Wednesday, August 23, 2006


In completely random order, here's my completely random post.


Apparently, I look Mexican. According to our FRWY friend Jenny, she thought that I was from Mexico. From my recollection, here's how the conversation went down.

Jenny: I have this really nice bandana of the US flag.
Natasha(or Rachel, I can't remember): Nice. Kevin would like that. He's from the US.
Jenny: He is? I thought he was Mexican. (turns to look directly at me) Are you from Mexico?
Me: Um, I don't think so?
Natasha and Rachel: ***Muffled laughter at my misfortune.***

Not only am I the only Asian at the FRWY, I am also the only Mexican. Or as my fellow FRWY minority Adrian says, 'You're Mexicasian!!'

In celebration of my newly adopted ethnicity, I saw this t-shirt and had to take a picture of it. Ladies, feel free to do as it says.


I don't know what it is with me and rodents, but they seem to be everywhere that I am. First, I have mice at my place here in Hamilton. Then when I'm back in Michigan this past weekend, my dad and I find this squirrel/hamster/rat looking thing sleeping in our drapes and drinking the water from a nearby plant dish. This thing was burrowed near the middle of the drapes that looks like this, just sleeping as if it paid rent to live there. When my dad and I tried to catch it, it was hilarious. We kept thinking of what tools to use. One idea was to get two colanders to catch it. Realized that it was a dumb. An even dumber idea was to use one of the colanders and a laundary basket. You'd think that two engineers would be more creative and think of something better, but I guess rodent disposal isn't our thing. Finally, the course of action we decided on was for me to block off one side with a large wooden spatula, and my dad standing on the other side with a plastic bag. The plan was for me to chase it towards my dad, who would swiftly catch it in the bag. I found myself poking at it with a stick, and I honestly thought I saw this thing look at me and give the a 'what-the-crap-do-you-think-you're-doing?' look. After several minutes of poking it, the thing ran towards my dad and jumped into the plastic bag. He immediately tied it up and looked as it he was going to start whacking it against the floor.
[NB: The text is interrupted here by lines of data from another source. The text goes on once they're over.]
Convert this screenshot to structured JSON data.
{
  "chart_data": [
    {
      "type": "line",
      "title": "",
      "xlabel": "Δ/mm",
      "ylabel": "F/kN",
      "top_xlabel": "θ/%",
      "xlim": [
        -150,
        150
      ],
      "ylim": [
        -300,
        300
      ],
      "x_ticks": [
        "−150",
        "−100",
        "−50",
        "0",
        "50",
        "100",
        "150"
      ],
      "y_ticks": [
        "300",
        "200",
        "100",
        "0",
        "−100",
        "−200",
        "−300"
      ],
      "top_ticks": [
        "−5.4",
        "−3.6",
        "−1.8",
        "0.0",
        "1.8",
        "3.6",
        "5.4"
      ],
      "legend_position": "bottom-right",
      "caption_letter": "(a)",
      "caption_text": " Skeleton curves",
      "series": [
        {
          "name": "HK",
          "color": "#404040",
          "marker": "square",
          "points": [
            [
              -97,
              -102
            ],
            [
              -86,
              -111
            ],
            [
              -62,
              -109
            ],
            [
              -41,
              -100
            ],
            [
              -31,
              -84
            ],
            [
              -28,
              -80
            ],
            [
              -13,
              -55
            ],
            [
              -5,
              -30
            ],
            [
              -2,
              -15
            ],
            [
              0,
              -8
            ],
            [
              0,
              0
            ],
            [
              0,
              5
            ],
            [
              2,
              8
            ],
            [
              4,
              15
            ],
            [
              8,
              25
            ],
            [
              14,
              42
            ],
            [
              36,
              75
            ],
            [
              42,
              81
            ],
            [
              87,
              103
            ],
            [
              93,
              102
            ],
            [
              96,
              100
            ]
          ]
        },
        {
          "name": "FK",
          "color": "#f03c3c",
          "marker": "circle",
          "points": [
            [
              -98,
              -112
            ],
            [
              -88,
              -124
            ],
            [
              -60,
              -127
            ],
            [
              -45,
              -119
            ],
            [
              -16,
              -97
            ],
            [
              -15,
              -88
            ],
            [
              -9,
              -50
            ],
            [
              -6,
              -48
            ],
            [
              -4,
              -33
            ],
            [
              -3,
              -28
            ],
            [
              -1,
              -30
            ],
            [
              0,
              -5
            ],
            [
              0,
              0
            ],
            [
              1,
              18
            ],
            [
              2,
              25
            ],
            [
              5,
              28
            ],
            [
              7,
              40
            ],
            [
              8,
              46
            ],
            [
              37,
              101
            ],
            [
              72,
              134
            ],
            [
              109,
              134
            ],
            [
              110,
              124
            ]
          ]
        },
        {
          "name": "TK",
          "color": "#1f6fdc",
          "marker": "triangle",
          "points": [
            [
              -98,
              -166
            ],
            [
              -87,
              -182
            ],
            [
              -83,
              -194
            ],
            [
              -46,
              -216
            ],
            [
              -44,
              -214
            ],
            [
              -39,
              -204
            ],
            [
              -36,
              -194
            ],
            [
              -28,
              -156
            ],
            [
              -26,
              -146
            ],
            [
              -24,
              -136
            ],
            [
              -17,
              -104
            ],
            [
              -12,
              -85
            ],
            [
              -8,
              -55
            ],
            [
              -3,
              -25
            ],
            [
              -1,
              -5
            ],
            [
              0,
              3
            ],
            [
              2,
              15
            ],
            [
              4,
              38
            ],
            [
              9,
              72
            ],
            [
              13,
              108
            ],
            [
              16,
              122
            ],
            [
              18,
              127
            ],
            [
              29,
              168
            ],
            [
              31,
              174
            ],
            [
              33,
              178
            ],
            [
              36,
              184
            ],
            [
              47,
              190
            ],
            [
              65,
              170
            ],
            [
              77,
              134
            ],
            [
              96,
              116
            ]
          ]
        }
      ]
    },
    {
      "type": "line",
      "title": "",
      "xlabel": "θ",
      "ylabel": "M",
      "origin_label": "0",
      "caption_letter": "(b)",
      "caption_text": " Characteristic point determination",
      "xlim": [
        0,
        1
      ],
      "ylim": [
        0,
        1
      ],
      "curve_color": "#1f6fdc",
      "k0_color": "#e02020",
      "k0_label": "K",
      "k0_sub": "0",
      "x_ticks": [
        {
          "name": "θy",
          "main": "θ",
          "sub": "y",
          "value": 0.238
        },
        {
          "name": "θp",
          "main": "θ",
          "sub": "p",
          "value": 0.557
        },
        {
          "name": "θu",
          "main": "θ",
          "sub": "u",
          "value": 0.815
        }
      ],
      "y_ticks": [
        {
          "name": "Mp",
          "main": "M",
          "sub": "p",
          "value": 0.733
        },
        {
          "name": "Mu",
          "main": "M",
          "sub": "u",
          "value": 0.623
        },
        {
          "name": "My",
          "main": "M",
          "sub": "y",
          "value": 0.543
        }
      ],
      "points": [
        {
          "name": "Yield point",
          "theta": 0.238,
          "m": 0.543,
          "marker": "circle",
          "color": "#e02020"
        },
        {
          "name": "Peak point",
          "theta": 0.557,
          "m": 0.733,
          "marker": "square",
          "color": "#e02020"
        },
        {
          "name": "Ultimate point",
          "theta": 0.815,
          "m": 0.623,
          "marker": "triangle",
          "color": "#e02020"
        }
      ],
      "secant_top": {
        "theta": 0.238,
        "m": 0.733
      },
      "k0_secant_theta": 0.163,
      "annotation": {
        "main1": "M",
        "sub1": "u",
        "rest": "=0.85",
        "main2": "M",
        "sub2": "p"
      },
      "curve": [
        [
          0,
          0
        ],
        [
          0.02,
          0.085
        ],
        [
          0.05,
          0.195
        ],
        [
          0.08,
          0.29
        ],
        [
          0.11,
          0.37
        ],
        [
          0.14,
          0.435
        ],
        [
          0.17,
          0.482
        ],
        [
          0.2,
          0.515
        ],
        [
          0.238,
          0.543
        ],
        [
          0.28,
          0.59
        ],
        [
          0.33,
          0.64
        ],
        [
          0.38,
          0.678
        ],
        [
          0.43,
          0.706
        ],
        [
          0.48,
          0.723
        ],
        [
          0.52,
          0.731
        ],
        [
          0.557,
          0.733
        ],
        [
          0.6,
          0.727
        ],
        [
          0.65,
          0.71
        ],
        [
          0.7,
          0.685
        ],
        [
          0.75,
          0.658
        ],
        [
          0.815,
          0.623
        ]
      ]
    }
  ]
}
Instead, I suggested that I let it go outside. So off I went, setting this thing free into the vast land we call Detroit. Is it alive? Did it go into someone elses' house? This is all a mystery to me. All I know is that rodents suck.


I gave Jen a ride home this evening after our shift at the cafe. On the way back, she was telling me all about her new job and gushing on and on about how much she loves what she's doing. As she was talking about something relatively serious, I noticed this sign on the side of the road that made me begin laughing. She stopped talking and asked 'What?!' I said 'We just passed a sign that read 'We Wax Nose Hairs'. I then proceeded to turn around and drive by it again so she could see it. The sign was so awesome that I had to stop the car, get out, and snap a picture. Here it is.

I didn't know this was even possible, but apparently it can be done. Can you say 'OUCH!!!!!!'


On a day that was intended to be spent on writing papers, it was diverted to a higher calling. On this day, I've done something I have never done before. I purchased 6 pairs of shoes online today. The crazy thing is none of them were for me!! Is online shoe shopping the wave of the future? I guess we'll have to wait and see.


At 9:32 PM, Blogger J.C. said...

I know I could use the waxing, but man that has to hurt!

At 2:03 AM, Anonymous Miranda said...

it doesn't hurt that bad. the inside of the nostral agaisnt the bridge is the most painful and makes you sneeze. But it's all worth it when you take that first clear breath in!

kevin is my shoe pimp daddy and i love it! thanks kevin!